A China tem recebido altos cargos do Governo dos Estados Unidos, mas não só, sendo Henry Kissinger o último exemplo. A receção de alto nível a grandes empresários e antigos políticos mostram a intenção de Pequim em criar canais alternativos de comunicação com os EUA

O antigo secretário de Estado norte-americano, Henry Kissinger, foi a Pequim numa viagem não sancionada pelo Governo dos Estados Unidos. Na China, teve reuniões do mais alto nível, começando com o Presidente chinês, Xi Jinping, o diretor do Comité Central do Partido Comunista Chinês para as Relações Exteriores, Wang Yi, e o ministro da Defesa, Li Shangfu. Este último que, por sinal, recusou uma reunião com o homólogo americano, Lloyd Austin, em junho.

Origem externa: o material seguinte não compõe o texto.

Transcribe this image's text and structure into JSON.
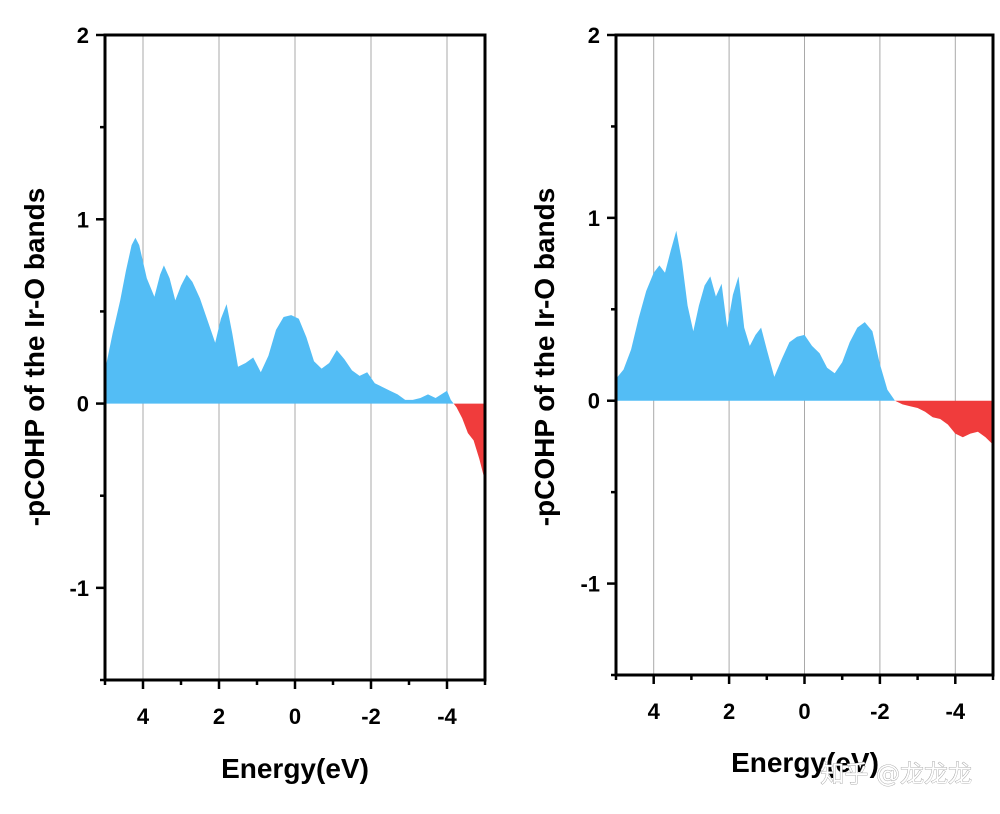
{
  "chart_data": [
    {
      "type": "area",
      "name": "left-panel",
      "xlabel": "Energy(eV)",
      "ylabel": "-pCOHP of the Ir-O bands",
      "xlim": [
        5,
        -5
      ],
      "ylim": [
        -1.5,
        2
      ],
      "xticks": [
        4,
        2,
        0,
        -2,
        -4
      ],
      "xtick_labels": [
        "4",
        "2",
        "0",
        "-2",
        "-4"
      ],
      "yticks": [
        2,
        1,
        0,
        -1
      ],
      "ytick_labels": [
        "2",
        "1",
        "0",
        "-1"
      ],
      "grid": "vertical",
      "colors": {
        "positive": "#53bdf5",
        "negative": "#f03c3c"
      },
      "series": [
        {
          "name": "pCOHP",
          "x": [
            5.0,
            4.8,
            4.6,
            4.45,
            4.3,
            4.2,
            4.1,
            3.9,
            3.7,
            3.55,
            3.45,
            3.3,
            3.15,
            3.0,
            2.85,
            2.7,
            2.5,
            2.3,
            2.1,
            1.95,
            1.8,
            1.65,
            1.5,
            1.3,
            1.1,
            0.9,
            0.7,
            0.5,
            0.3,
            0.1,
            -0.1,
            -0.3,
            -0.5,
            -0.7,
            -0.9,
            -1.1,
            -1.3,
            -1.5,
            -1.7,
            -1.9,
            -2.1,
            -2.3,
            -2.5,
            -2.7,
            -2.9,
            -3.1,
            -3.3,
            -3.5,
            -3.7,
            -3.85,
            -4.0,
            -4.1,
            -4.25,
            -4.4,
            -4.55,
            -4.7,
            -4.85,
            -5.0
          ],
          "y": [
            0.18,
            0.38,
            0.56,
            0.72,
            0.86,
            0.9,
            0.86,
            0.68,
            0.58,
            0.7,
            0.75,
            0.68,
            0.56,
            0.64,
            0.7,
            0.66,
            0.57,
            0.45,
            0.33,
            0.46,
            0.54,
            0.38,
            0.2,
            0.22,
            0.25,
            0.17,
            0.26,
            0.4,
            0.47,
            0.48,
            0.46,
            0.36,
            0.23,
            0.19,
            0.22,
            0.29,
            0.24,
            0.18,
            0.15,
            0.17,
            0.11,
            0.09,
            0.07,
            0.05,
            0.02,
            0.02,
            0.03,
            0.05,
            0.03,
            0.05,
            0.07,
            0.02,
            -0.02,
            -0.08,
            -0.16,
            -0.2,
            -0.3,
            -0.42
          ]
        }
      ]
    },
    {
      "type": "area",
      "name": "right-panel",
      "xlabel": "Energy(eV)",
      "ylabel": "-pCOHP of the Ir-O bands",
      "xlim": [
        5,
        -5
      ],
      "ylim": [
        -1.5,
        2
      ],
      "xticks": [
        4,
        2,
        0,
        -2,
        -4
      ],
      "xtick_labels": [
        "4",
        "2",
        "0",
        "-2",
        "-4"
      ],
      "yticks": [
        2,
        1,
        0,
        -1
      ],
      "ytick_labels": [
        "2",
        "1",
        "0",
        "-1"
      ],
      "grid": "vertical",
      "colors": {
        "positive": "#53bdf5",
        "negative": "#f03c3c"
      },
      "series": [
        {
          "name": "pCOHP",
          "x": [
            5.0,
            4.8,
            4.6,
            4.4,
            4.2,
            4.0,
            3.85,
            3.7,
            3.55,
            3.4,
            3.25,
            3.1,
            2.95,
            2.8,
            2.65,
            2.5,
            2.35,
            2.2,
            2.05,
            1.9,
            1.75,
            1.6,
            1.45,
            1.3,
            1.15,
            1.0,
            0.8,
            0.6,
            0.4,
            0.2,
            0.0,
            -0.2,
            -0.4,
            -0.6,
            -0.8,
            -1.0,
            -1.2,
            -1.4,
            -1.6,
            -1.8,
            -2.0,
            -2.2,
            -2.4,
            -2.6,
            -2.8,
            -3.0,
            -3.2,
            -3.4,
            -3.6,
            -3.8,
            -4.0,
            -4.2,
            -4.4,
            -4.6,
            -4.8,
            -5.0
          ],
          "y": [
            0.12,
            0.17,
            0.28,
            0.45,
            0.6,
            0.7,
            0.74,
            0.7,
            0.82,
            0.93,
            0.76,
            0.52,
            0.38,
            0.52,
            0.63,
            0.68,
            0.57,
            0.64,
            0.4,
            0.58,
            0.68,
            0.4,
            0.3,
            0.36,
            0.4,
            0.28,
            0.13,
            0.23,
            0.32,
            0.35,
            0.36,
            0.3,
            0.26,
            0.18,
            0.15,
            0.21,
            0.32,
            0.4,
            0.43,
            0.38,
            0.2,
            0.06,
            0.0,
            -0.02,
            -0.03,
            -0.04,
            -0.06,
            -0.09,
            -0.1,
            -0.13,
            -0.18,
            -0.2,
            -0.18,
            -0.17,
            -0.2,
            -0.24
          ]
        }
      ]
    }
  ],
  "watermark": {
    "text": "知乎 @龙龙龙"
  }
}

A retoma das relações entre a China e os Estados Unidos é muito recente. Na verdade, a viagem de Anthony Blinken a Pequim, a 18 de junho, foi a primeira visita oficial do Governo de Biden à China, três anos depois de ter assumido a presidência do país. Pouco depois, foi a vez da secretária do Tesouro, Janet Yellen, fazer a mesma viagem, para se reunir com a sua contraparte chinesa, a 6 de julho. A verdade é que a receção não foi calorosa, com o Governo chinês a vincar que falta muito para normalizar as relações.

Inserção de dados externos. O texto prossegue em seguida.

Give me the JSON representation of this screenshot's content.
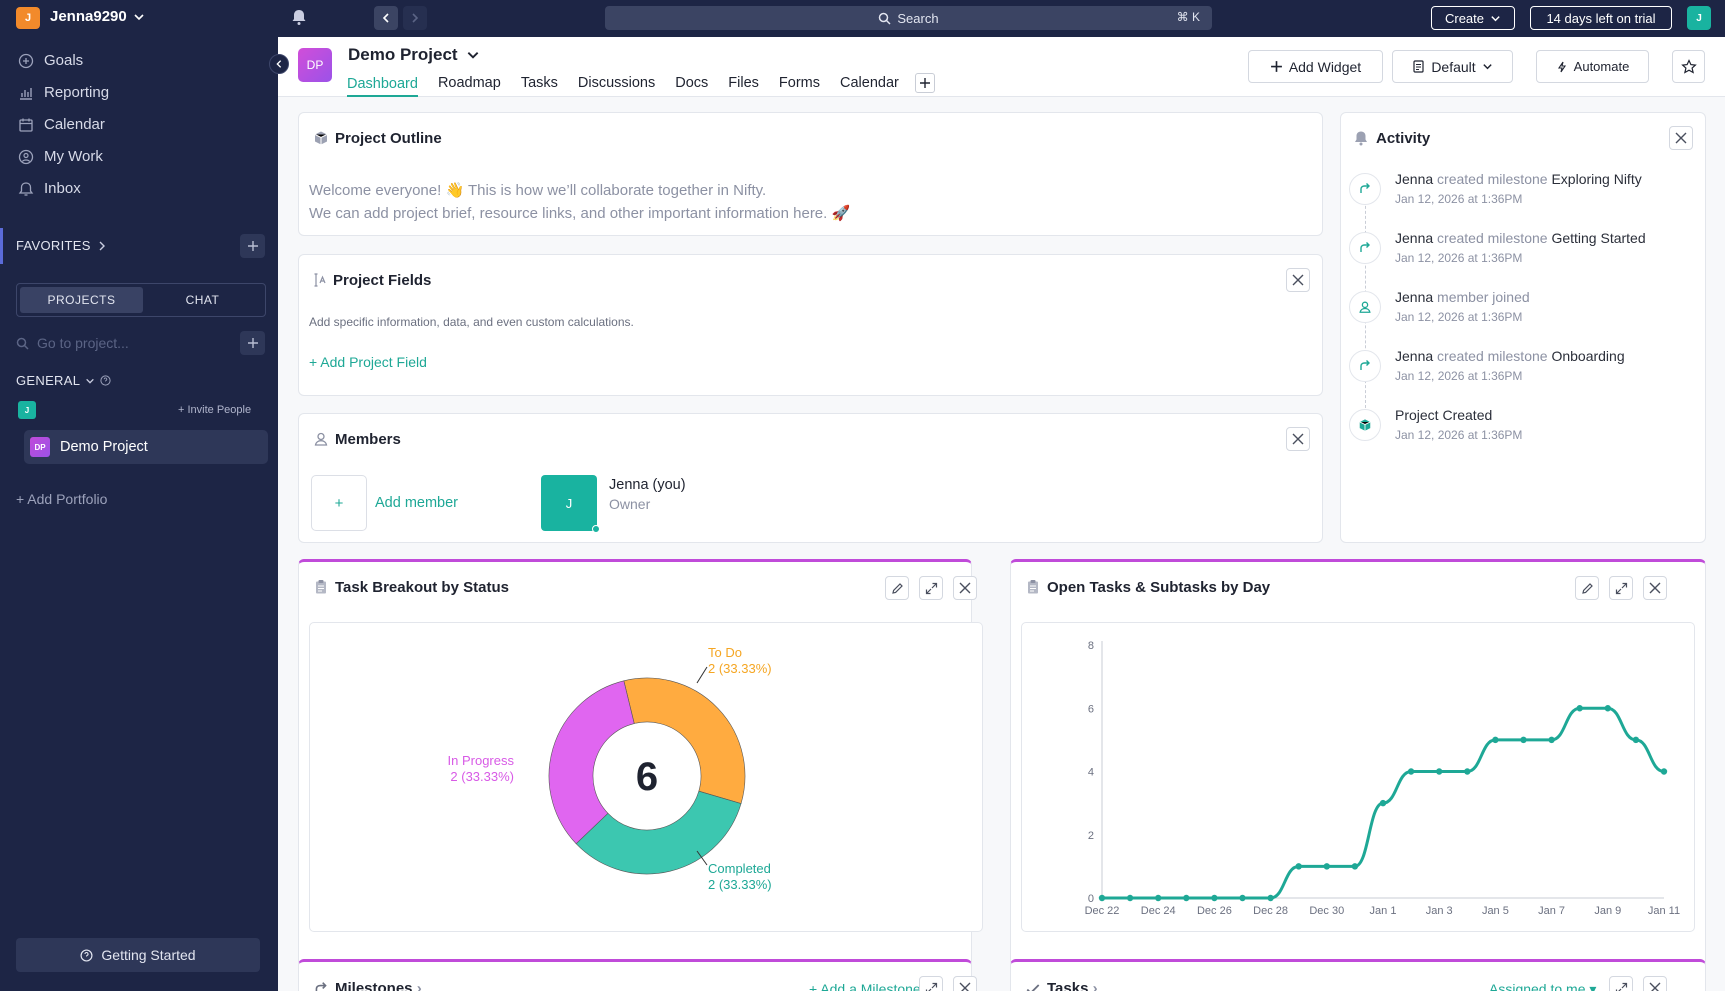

O mesmo não se pode dizer da forma como Henry Kissinger foi recebido. Ele que não é sequer parte integrante da Administração de Biden, reuniu-se com os mais altos cargos da China, algo que os próprios Estados Unidos estão a ter dificuldades. “É lamentável que um cidadão privado possa encontrar-se com o ministro da Defesa e os Estados Unidos não”, disse o porta-voz do Conselho de Segurança Nacional dos EUA, que também confirmou que o Governo de Biden sabia em antemão da viagem e espera ouvir o que Kissinger tem para dizer.

Refira-se que, Kissinger foi o secretário de Estado do Presidente Richard Nixon. Há 52 anos, em julho de 1971, foi a Pequim numa viagem secreta no sentido de normalizar as relações EUA-China, e fê-lo. Mais de meio século depois, continua a ser visto por muitos em Pequim como um “amigo da China”. Em maio, o órgão de comunicação estatal, Global Times, chegou mesmo a elogiar a “mente afiada” de Kissinger, que tem estado preocupado com o caminho que as relações entre as duas potências assumiram nos últimos anos.

“A China está pronta”

Na reunião com o antigo político norte-americano, Xi considerou-o um “velho amigo” e vincou a relevância que o episódio há 52 anos teve. “Nunca esquecemos os nossos velhos amigos, nem a contribuição histórica para promover o crescimento das relações EUA-China e aumentar a amizade entre os dois povos”. Na semana passada, o órgão de comunicação estatal, Xinhua, escreveu que “a decisão trouxe benefícios para os dois países e mudou o mundo”.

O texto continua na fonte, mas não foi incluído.